The occupying forces have installed their general quarters in Saddam's immense palace complex. Friday July 18 they exploded the last statue of the former Iraqi president. In what was the hall of the main building, covered by a cupola destroyed by the war's bombardments, dozens of soldiers keep watch in a penumbra where computer screens glow. This is the operations room.
"Several times a week, shells are fired in our direction, but they never reach their target", asserts Commander Josslyn Aberle, of the Fourth Infantry Division which occupies the sector up to Kirkuk in the north and towards the Iranian frontier in the east. "That happened again last night, but in a general way, things are improving. Compared to the situation in Falluja" - near Baghdad, site of permanent anti-American attacks - "Tikrit is rather calm."
The young officer maintains that the population better accepts the American presence all the time: "The other day, one of our soldiers was fatally wounded by a shot. Well, the policemen with whom he went on patrols came to his funeral."
They Don't Keep Their Word
Since the fall of Baghdad and the arrival of the Americans, the notables of Tikrit have constituted a sort of municipal council. The mayor, Hussein Al-Joubouri, was nevertheless chosen by coalition officers. "One day," he recounts, "the soldiers came to my house. I thought they came to fight or to arrest me. My body guard got ready to fire. In fact, they came to propose that I head the government of the Salahadine province, of which Tikrit is the main city... I accepted."
This sixty-year-old, one of the chiefs of the important Al-Joubour tribe, is a former general of the Republican Guard, Saddam Hussein's elite corps. But in 1991, after the end of the war, he was mixed up in an aborted coup d' tat attempt fomented by the officers of his tribe. He did eight months in prison, was released, and came back home "to study the Koran and books on the French revolution" before being reintegrated into a golden "closet" in the army just before the American war.
"Iraq needs tolerance because its identity, originating from an old civilization, was tarnished by the power cult preached by Saddam Hussein. The Americans are unable to understand the consequences of this wounded identity. They behave brutally with us", he said, adding:" I trust them all the same. I hope their promises to establish a democracy are sincere. If not, we cannot answer for anything any more..."

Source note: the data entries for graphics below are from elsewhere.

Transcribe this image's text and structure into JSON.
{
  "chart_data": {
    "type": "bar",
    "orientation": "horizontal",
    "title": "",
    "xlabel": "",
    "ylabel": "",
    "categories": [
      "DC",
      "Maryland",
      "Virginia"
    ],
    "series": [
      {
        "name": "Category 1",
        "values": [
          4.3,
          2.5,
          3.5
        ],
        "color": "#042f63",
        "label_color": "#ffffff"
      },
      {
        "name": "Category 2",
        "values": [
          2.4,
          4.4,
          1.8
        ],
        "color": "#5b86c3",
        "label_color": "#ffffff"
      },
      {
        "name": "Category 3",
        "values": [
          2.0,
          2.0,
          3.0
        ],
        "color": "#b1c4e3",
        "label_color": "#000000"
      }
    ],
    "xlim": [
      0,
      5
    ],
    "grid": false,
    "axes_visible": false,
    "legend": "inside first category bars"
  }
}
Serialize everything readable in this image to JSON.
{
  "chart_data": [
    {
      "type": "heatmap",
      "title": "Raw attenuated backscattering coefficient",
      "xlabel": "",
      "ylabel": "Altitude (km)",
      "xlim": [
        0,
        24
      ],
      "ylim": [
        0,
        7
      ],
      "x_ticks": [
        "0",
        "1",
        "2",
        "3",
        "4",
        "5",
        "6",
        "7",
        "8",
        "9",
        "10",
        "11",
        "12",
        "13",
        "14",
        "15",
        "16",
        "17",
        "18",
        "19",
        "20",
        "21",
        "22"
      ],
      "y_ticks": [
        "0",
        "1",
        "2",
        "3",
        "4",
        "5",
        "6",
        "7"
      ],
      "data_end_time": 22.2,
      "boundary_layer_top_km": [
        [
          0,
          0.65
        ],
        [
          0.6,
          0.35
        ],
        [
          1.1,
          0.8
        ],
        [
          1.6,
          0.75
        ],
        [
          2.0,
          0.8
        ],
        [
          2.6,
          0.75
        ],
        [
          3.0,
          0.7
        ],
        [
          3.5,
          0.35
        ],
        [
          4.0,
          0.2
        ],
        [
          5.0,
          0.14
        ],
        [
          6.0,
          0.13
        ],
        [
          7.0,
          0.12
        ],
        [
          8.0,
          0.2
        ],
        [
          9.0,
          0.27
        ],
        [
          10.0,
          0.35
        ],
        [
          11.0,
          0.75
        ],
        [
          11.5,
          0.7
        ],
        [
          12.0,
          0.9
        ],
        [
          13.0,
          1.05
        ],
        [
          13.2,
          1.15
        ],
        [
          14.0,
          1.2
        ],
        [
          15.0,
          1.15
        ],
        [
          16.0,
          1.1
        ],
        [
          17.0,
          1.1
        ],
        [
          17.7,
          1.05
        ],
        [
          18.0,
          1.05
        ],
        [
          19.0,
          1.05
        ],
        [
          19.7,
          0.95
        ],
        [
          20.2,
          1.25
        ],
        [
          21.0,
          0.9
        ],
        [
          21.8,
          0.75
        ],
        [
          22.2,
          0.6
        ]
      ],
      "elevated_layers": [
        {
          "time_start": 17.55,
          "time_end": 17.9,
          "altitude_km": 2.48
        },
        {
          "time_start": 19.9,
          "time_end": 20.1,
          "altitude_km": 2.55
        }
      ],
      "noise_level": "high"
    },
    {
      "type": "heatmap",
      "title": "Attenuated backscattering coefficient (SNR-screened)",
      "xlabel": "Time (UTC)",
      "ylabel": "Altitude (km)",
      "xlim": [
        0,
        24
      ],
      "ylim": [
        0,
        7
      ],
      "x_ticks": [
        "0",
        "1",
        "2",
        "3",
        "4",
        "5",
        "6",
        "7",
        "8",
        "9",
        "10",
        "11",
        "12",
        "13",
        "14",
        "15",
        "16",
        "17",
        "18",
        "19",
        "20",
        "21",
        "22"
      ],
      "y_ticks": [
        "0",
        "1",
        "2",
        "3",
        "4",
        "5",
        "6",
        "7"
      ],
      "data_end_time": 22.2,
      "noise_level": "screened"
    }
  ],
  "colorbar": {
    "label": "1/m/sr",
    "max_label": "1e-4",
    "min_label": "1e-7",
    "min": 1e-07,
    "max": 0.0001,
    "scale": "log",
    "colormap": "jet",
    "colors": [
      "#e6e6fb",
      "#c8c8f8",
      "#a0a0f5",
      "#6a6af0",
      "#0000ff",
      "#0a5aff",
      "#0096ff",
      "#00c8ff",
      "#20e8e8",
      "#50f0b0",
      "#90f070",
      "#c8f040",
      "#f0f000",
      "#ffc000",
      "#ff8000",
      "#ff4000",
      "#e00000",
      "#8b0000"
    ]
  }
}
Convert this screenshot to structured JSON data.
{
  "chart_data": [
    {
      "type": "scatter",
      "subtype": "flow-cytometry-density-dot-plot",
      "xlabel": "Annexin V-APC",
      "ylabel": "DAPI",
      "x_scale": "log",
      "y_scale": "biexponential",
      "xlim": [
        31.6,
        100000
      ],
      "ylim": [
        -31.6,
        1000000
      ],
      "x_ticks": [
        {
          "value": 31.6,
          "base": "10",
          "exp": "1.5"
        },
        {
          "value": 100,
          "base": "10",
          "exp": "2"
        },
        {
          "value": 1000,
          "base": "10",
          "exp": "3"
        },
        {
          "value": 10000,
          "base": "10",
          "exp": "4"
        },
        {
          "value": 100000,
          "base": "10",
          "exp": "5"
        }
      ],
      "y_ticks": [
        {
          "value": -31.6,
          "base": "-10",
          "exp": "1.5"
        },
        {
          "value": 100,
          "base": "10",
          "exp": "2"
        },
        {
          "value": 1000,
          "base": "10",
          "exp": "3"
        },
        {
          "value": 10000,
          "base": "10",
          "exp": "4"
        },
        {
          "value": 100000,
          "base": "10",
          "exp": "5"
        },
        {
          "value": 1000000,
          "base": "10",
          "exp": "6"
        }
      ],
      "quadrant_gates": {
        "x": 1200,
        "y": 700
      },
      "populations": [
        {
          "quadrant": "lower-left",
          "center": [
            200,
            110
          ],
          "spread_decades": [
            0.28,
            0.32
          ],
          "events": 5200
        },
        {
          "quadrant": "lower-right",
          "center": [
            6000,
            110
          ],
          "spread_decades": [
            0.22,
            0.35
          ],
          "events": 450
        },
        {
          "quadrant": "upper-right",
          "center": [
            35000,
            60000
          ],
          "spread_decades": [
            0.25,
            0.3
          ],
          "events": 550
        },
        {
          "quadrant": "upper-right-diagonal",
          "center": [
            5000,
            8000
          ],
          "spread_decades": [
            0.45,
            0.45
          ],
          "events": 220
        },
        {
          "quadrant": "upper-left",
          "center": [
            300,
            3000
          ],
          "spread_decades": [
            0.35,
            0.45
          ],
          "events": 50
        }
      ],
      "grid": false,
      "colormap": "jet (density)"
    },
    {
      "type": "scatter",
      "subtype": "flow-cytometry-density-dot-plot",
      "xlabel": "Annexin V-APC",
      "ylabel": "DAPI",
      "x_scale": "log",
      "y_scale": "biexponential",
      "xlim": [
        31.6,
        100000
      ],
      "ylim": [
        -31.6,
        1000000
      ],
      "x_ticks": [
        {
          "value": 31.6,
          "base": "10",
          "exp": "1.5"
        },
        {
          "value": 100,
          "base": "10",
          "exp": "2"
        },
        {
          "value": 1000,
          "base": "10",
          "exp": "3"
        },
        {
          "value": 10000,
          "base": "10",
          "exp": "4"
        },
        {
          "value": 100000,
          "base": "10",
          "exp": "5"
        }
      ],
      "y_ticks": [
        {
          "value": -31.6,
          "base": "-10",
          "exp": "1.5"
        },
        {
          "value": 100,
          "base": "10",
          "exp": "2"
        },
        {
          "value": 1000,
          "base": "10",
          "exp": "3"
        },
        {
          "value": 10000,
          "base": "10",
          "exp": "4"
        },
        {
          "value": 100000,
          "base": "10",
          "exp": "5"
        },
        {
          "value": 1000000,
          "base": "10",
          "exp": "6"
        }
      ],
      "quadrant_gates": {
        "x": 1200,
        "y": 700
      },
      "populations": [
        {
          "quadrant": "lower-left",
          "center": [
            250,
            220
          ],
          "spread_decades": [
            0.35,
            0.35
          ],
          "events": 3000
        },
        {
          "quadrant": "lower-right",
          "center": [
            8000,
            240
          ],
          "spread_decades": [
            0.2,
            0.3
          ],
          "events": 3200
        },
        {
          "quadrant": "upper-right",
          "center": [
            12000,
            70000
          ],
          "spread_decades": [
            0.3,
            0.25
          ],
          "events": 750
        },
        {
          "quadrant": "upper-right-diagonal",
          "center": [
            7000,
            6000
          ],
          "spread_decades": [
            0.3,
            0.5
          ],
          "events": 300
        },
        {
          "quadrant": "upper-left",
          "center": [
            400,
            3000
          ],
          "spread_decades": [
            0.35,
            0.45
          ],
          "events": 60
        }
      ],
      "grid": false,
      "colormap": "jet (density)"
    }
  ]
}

One of the members of the same council, the highly respected Sheik Thayer Al-Boubazoun of another important tribe in Tikrit, does not mince words:" if this continues, I won't go to the council meetings any more. It's nothing but blah blah. There are always American officers whom we ask for things and who never keep their word." he asserts.
In the immense reception room of his home, the old Sheik does not calm down: "A few days after their arrival in Tikrit, the Americans came to my house in the middle of the night. In the confusion, one of my nephews came out of the bathroom precipitously and they killed him. Later an officer came to apologize... Me, I tell you, I'd rather be managed by Jews."
Translation: TruthOut French language correspondent Leslie Thatcher.